Martí negó con la cabeza.
—Es inútil.
Hubo otra pausa.
—Se me ocurre algo —dijo Jofre, dirigiendo a su amigo una mirada de complicidad.
—¿Qué es?
—Verás, Martí. Durante dos días estaremos transportando ánforas de aceite negro desde la playa hasta las grutas.
—¿Y?
—Que una procesión de carretas tiradas por una recua de mulas irá cargada y regresará de vacío.
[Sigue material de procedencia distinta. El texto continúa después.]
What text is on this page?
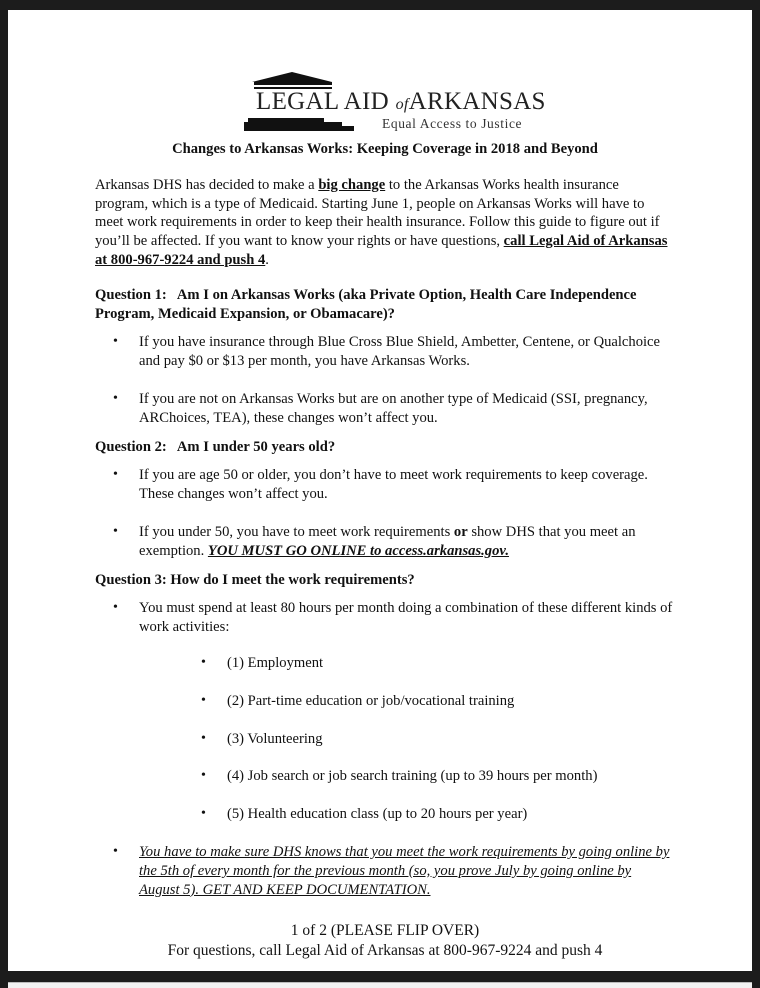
LEGAL AID ofARKANSAS
Equal Access to Justice

Changes to Arkansas Works: Keeping Coverage in 2018 and Beyond

Arkansas DHS has decided to make a big change to the Arkansas Works health insurance program, which is a type of Medicaid. Starting June 1, people on Arkansas Works will have to meet work requirements in order to keep their health insurance. Follow this guide to figure out if you’ll be affected. If you want to know your rights or have questions, call Legal Aid of Arkansas at 800-967-9224 and push 4.

Question 1:   Am I on Arkansas Works (aka Private Option, Health Care Independence Program, Medicaid Expansion, or Obamacare)?

• If you have insurance through Blue Cross Blue Shield, Ambetter, Centene, or Qualchoice and pay $0 or $13 per month, you have Arkansas Works.
• If you are not on Arkansas Works but are on another type of Medicaid (SSI, pregnancy, ARChoices, TEA), these changes won’t affect you.

Question 2:   Am I under 50 years old?

• If you are age 50 or older, you don’t have to meet work requirements to keep coverage. These changes won’t affect you.
• If you under 50, you have to meet work requirements or show DHS that you meet an exemption. YOU MUST GO ONLINE to access.arkansas.gov.

Question 3: How do I meet the work requirements?

• You must spend at least 80 hours per month doing a combination of these different kinds of work activities:
• (1) Employment
• (2) Part-time education or job/vocational training
• (3) Volunteering
• (4) Job search or job search training (up to 39 hours per month)
• (5) Health education class (up to 20 hours per year)
• You have to make sure DHS knows that you meet the work requirements by going online by the 5th of every month for the previous month (so, you prove July by going online by August 5). GET AND KEEP DOCUMENTATION.
1 of 2 (PLEASE FLIP OVER)
For questions, call Legal Aid of Arkansas at 800-967-9224 and push 4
—No entiendo adónde quieres ir a parar.
—Pues que en una de las carretas, cubierta por una lona, podría acomodarse Ruth. Al llegar al cementerio abandonaría la fila y se colocaría en lugar discreto. Desde allí vería, algo apartada, eso sí, el entierro de su padre y cuando los deudos se alejaran y con el pretexto de estar extenuada, Rivká podría acercarse a descansar. De esta manera podría despedirse de su hija.
—Es una idea brillante. Déjame que lo piense dos veces.
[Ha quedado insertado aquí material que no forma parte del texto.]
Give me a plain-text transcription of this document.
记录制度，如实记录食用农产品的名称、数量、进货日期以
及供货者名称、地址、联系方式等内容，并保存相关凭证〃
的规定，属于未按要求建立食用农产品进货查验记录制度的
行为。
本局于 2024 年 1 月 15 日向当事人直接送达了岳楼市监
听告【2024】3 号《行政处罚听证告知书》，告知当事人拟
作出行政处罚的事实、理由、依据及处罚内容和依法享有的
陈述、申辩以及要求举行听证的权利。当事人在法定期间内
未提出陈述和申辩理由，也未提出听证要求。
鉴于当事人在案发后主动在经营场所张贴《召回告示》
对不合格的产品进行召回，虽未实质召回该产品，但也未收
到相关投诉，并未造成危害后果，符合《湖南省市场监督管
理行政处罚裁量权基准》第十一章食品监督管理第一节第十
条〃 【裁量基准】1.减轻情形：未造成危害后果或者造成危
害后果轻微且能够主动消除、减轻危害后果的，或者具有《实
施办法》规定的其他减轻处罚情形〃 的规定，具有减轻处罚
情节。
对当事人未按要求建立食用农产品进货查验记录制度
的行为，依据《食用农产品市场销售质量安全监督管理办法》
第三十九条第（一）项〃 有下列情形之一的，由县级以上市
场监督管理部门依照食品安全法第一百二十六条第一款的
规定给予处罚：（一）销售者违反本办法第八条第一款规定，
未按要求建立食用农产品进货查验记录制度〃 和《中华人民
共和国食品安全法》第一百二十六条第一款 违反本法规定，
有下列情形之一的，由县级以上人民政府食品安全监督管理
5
Después de un rato más de charla Jofre se disponía a marcharse cuando, ya en la entrada, añadió:
—Por cierto, me comunicó Rashid al-Malik que ya están trabajando para ti en la explotación de la laguna negra más de cien personas y que no quisiera morir sin antes venir a Barcelona para darte las gracias, en su nombre y en el de su hermano, por todas las bienaventuranzas que has traído a sus vidas.
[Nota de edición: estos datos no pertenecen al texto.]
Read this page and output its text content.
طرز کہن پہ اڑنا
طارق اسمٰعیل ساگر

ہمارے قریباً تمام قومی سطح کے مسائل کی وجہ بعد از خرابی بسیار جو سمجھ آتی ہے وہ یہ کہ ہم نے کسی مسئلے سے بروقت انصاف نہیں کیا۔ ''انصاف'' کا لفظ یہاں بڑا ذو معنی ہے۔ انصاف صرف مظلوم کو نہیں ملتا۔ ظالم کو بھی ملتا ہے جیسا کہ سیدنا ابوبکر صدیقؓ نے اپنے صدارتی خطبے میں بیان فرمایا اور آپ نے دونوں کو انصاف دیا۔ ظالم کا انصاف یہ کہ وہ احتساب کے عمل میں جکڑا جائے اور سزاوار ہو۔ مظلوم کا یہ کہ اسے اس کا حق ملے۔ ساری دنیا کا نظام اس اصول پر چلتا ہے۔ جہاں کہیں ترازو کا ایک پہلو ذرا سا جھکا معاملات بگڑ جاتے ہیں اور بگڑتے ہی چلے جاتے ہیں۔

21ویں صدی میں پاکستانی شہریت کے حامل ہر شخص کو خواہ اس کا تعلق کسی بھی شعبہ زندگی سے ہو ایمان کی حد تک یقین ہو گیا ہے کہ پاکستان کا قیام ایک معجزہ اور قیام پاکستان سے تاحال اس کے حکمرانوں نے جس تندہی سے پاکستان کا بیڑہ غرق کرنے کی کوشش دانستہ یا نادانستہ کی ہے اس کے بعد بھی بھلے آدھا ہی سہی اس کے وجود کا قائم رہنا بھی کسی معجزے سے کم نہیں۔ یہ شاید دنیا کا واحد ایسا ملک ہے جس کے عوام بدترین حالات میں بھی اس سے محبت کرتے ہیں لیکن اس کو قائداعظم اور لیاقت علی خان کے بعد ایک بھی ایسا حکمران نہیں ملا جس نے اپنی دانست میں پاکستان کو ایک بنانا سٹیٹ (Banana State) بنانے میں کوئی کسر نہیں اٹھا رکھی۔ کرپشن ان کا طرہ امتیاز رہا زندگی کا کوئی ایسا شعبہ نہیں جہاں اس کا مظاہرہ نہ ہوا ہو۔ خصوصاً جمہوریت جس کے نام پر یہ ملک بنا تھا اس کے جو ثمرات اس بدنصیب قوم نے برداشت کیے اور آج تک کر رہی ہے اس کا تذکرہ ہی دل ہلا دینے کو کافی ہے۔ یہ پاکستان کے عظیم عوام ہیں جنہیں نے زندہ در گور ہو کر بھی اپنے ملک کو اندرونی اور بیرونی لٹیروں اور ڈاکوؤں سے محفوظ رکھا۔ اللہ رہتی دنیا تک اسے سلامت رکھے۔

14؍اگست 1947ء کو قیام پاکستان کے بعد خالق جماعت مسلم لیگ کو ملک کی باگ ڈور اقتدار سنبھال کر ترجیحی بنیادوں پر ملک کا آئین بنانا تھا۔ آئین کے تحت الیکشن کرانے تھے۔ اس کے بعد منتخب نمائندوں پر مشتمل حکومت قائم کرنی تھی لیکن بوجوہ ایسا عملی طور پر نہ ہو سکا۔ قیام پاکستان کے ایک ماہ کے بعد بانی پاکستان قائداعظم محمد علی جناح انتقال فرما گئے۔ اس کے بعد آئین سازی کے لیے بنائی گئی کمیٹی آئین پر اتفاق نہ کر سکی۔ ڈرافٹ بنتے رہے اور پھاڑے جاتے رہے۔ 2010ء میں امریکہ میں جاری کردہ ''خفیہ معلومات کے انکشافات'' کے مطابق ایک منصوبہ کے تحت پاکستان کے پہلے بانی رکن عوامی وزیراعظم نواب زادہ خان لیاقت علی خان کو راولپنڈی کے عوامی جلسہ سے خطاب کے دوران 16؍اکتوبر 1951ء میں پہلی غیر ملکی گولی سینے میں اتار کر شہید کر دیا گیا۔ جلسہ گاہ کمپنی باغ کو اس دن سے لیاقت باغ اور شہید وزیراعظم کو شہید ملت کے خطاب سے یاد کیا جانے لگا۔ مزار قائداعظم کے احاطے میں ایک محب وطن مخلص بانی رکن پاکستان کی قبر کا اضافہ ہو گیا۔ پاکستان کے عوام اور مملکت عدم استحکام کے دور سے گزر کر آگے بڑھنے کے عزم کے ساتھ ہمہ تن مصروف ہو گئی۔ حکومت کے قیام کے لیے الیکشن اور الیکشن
La lúgubre caravana había salido del
Call
por el portal de Castellnou y desde allí, y atravesando la riera del Cagalell, se dirigía a Montjuïc. La comitiva no era en exceso numerosa, ya que muchas familias judías habían optado por mantenerse apartadas de los Benvenist. Las campanas habían anunciado la hora nona, por lo que el camino y la ceremonia no podían durar más de cuatro horas pues todos los judíos deberían estar de regreso al
Call
antes de completas. Llegados a la falda de la montaña descendieron de las carretas para hacer el resto de trayecto a pie. Caminaban delante la viuda y las dos hijas casadas del difunto, junto al rabino que iba a dirigir los salmos; tras ellos iban los maridos de Esther y Batsheva, delante de Eleazar Bensahadon y Asher Ben Barcala, Eudald Llobet y Martí Barbany. A cierta distancia avanzaban las familias políticas, seguidas inmediatamente por las diez plañideras: desgreñadas, rasgándose las vestiduras y arañándose el rostro, en tanto entonaban su desgarrado y monocorde llanto. Por último, cerrando el grupo, unos cuantos hombres que en vida habían sido auténticos amigos de Baruj. El cortejo avanzaba lentamente pues era aquélla una vía muy transitada. Los carros que se dirigían a las canteras, los hombres que a pie y a caballo acudían o regresaban de las mancebías, los grupos de mendigos que entorpecían el paso a todos los itinerantes, los carros que se alejaban con los sobrantes del mercado instalado en los aledaños de la muralla... Todo este trajín contribuía a que el avance fuera lento y el tránsito comprometido.